Here are eight ways to improve the edtech industry.

  1. Support users in the field. Teachers and professors, especially those newest to education, need the greatest amount of professional development to ramp up to the skill level of their colleagues. By acting as an ally, edtech providers can build trust and form lasting partnerships with educators.
  2. Listen to experienced educators. By doing so, edtech providers will get a pulse on what works and what’s still needed because the experts have likely already been doing much of the research about learning. Then keep the dialogue going.
  3. Find a unique niche. Teachers must routinely deal with students who learn differently. Students identified as ESL, gifted and talented, or autistic have wildly divers learning needs. The edtech industry should approach each niche with a laser-like focus.
  4. Focus on how your product will be implemented. Real efficacy comes from consistent implementation, and the time spent in making sure that the edtech service or product is used correctly is invaluable.
  5. Gather and share your research. Learning data is directional. It tells educators what’s working and what’s not. Even negative data can be enlightening. Be willing to let others look at what your research says.

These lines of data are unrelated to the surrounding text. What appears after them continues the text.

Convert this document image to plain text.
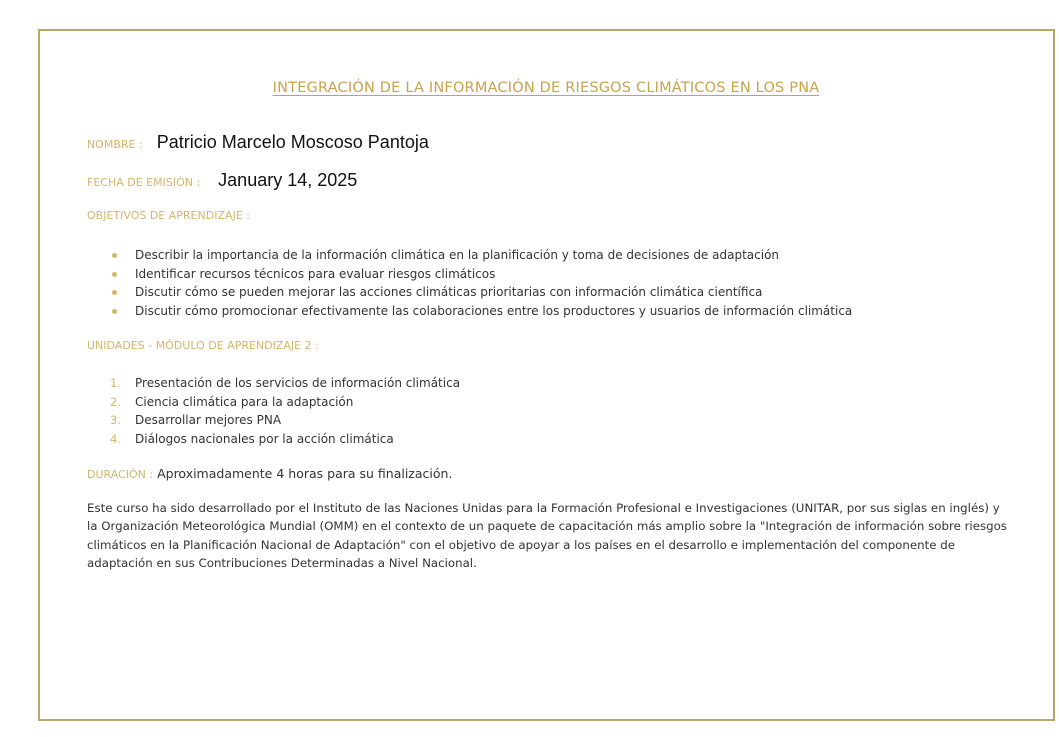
INTEGRACIÓN DE LA INFORMACIÓN DE RIESGOS CLIMÁTICOS EN LOS PNA
NOMBRE : Patricio Marcelo Moscoso Pantoja
FECHA DE EMISIÓN : January 14, 2025
OBJETIVOS DE APRENDIZAJE :
Describir la importancia de la información climática en la planificación y toma de decisiones de adaptación
Identificar recursos técnicos para evaluar riesgos climáticos
Discutir cómo se pueden mejorar las acciones climáticas prioritarias con información climática científica
Discutir cómo promocionar efectivamente las colaboraciones entre los productores y usuarios de información climática
UNIDADES - MÓDULO DE APRENDIZAJE 2 :
1. Presentación de los servicios de información climática
2. Ciencia climática para la adaptación
3. Desarrollar mejores PNA
4. Diálogos nacionales por la acción climática
DURACIÓN : Aproximadamente 4 horas para su finalización.
Este curso ha sido desarrollado por el Instituto de las Naciones Unidas para la Formación Profesional e Investigaciones (UNITAR, por sus siglas en inglés) y la Organización Meteorológica Mundial (OMM) en el contexto de un paquete de capacitación más amplio sobre la "Integración de información sobre riesgos climáticos en la Planificación Nacional de Adaptación" con el objetivo de apoyar a los países en el desarrollo e implementación del componente de adaptación en sus Contribuciones Determinadas a Nivel Nacional.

  6. Encourage administrative efficiency in research. University research is costly and slow because of what the University of California Los Angeles calls a reluctance to develop a ““formal, guiding technology strategy for research administration.” Research innovation can save time and hasten scientific progress.
  7. Make it possible for classroom teachers to enter the edtech industry more easily. These are the drivers who understand curriculum alignment and know what works for a variety of learners. Show them the path. Include them on advisory boards and Beta testing.
  8. Seek transformation rather than trends. Trends come and go, but the real value lies in transforming how students learn, not what they learn.

Improvement in the edtech industry will come about when educators and innovators collaborate in developing ways to improve and transform learning experiences.